Так же, как социалистическая евгеника по сюжету должна истребить нездоровые буржуазные капризы любви, пьеса «Хочу ребенка!» должна истребить интригу – пока еще только любовную, но вскоре и литературную. Сюжетный вымысел становится аналогом, а то и пособником нездоровой социальности. Поэтому пьеса не только вновь основана на реальных общественных событиях[395]

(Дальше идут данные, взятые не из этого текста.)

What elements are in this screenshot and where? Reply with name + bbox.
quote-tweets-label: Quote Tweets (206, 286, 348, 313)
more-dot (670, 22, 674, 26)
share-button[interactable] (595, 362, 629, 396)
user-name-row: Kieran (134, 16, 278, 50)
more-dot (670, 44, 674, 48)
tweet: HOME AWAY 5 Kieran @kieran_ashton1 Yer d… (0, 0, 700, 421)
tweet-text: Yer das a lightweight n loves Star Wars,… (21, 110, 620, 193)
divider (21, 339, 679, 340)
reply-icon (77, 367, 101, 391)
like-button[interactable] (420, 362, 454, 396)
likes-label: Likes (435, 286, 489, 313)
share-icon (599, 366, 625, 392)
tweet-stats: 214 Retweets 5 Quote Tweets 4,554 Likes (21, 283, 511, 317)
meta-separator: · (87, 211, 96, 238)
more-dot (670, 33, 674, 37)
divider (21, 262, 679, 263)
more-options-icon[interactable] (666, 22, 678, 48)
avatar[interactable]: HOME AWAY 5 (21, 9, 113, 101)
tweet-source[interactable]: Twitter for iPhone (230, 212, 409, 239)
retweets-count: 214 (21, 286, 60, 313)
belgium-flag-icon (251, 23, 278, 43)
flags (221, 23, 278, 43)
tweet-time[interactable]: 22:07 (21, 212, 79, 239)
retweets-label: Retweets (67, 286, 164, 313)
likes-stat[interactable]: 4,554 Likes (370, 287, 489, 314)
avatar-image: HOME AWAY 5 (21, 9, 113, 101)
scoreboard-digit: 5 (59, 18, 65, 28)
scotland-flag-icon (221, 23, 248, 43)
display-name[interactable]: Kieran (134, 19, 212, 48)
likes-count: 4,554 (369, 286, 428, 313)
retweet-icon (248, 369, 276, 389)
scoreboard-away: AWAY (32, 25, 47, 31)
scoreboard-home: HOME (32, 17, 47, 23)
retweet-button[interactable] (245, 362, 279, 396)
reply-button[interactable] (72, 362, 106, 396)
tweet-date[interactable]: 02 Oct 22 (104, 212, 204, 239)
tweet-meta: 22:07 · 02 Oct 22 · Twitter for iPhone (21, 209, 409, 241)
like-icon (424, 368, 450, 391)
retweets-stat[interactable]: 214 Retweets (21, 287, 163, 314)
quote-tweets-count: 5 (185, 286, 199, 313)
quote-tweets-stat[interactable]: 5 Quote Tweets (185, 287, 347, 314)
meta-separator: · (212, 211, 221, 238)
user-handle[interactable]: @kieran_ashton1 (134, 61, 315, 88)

, но и размещает аудиторию на сцене так, чтобы она могла прерывать действие (все еще грозящее увлечь) и вступала в дебаты с работниками (перво)сцены:Пьеса «Хочу ребенка» была задумана и построена с расчетом, чтобы сексуальные моменты, в ней имеющиеся, воспринимались не по линии сексуальной эстетики, а так, как воспринимается анатомический атлас <…> До сих пор на сцене любовь была тонизирующей специей. Она держала зрителя в напряжении, превращая его в «иллюзорного любовника». В пьесе «Хочу ребенка» любовь положена на операционный стол и прослежена до ее социально значимых итогов[396]
.Анатомическую фантазию Третьякова разделяет и Мейерхольд:
Действующие лица будут показывать себя, как схемы, ораторам, – как в анатомическом театре студенты разрезают тела[397]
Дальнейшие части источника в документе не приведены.